Si Vis Pacem, Don't Listen to Joe Lieberman
If anything, the U.S. prepares too much for war and puts far too little effort into other aspects of statecraft.
As he usually does, Joe Lieberman is banging war drums:
A great Roman general said a long time ago, “If you want peace, prepare for war.” That is wise counsel worth following with Russia and Iran in 2022.
Hawks love to cite this phrase, which is originally traced back to Vegetius. He was not a “great Roman general.” He was the author of a military treatise written sometime in the late fourth or early fifth century. The exact wording from the treatise says, “He, therefore, who desires peace, should prepare for war.” This axiom often serves as a default justification for whatever hare-brained hardline policy hawks want to promote at the moment.
Hawks usually interpret this phrase in the most combative and militaristic way possible. It does not have to be read this way, but this is the way that hawks choose to read it. For someone like Lieberman, it is not enough simply to prepare for war. He wants the U.S. to seek conflict and rule out every path that might lead away from war. We see this in his recommendations for Russia and Iran policy: the U.S. must concede nothing, it must increase its demands, it must throw more weapons into both regions, and it must ratchet up tensions with more threats of U.S. military action as well. These are not recommendations to be prepared. They are a blueprint for stoking conflict.
Lieberman is the chairman of the poorly-named United Against Nuclear Iran, so it is no surprise that this is the Iran policy he wants. He is also an equal-opportunity militarist. He will endorse the same bankrupt coercive policies against pretty much any country that is at odds with the U.S. Just as he did when he was a senator, Lieberman wants to pick fights with all potential adversaries at the same time. It doesn’t occur to him that taking a hard line against Russia and Iran simultaneously might overstretch U.S. resources and put the U.S. at a disadvantage in both regions.
If anything, the U.S. prepares too much for war and puts far too little effort into other aspects of statecraft. Other states are well aware that the U.S. military is extremely powerful and our political leaders are only too happy to choose military options. Lieberman can’t or won’t admit that the current Ukraine crisis and the impasse with Iran are both products of hawkish U.S. policies that he supported, and when faced with the problems that overly aggressive U.S. policies have helped to create his only solution is to escalate further. As Josh Shifrinson and Stephen Wertheim pointed out recently, “What has brought about a crisis for the United States over Ukraine is not so much passivity as a legacy of overexertion, more of which would pose acute dangers.” The failure of “maximum pressure” against Iran is so obvious that it hardly needs to be explained. Listening to hawks put the U.S. in these bad situations, and it is a recipe for more failure and increased danger to listen to them again now.

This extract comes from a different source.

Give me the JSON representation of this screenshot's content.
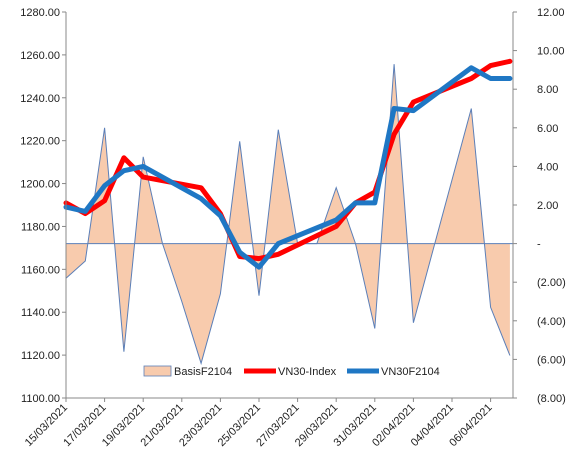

Hawks like to present their aggressive policy preferences as a means to secure the peace, but these policies are typically destabilizing and make war more likely. Sometimes the costs of the war are borne by other countries, and sometimes the U.S. also suffers significant losses, but these conflicts are usually avoidable and all parties would be better off if our government had looked for ways to deescalate. If you want peace, don’t listen to Joe Lieberman or any of the other hawks that got us into these messes. When it comes down to it, they prefer war to compromise, and it is this aversion to compromise that keeps getting the U.S. into wars it doesn’t have to fight.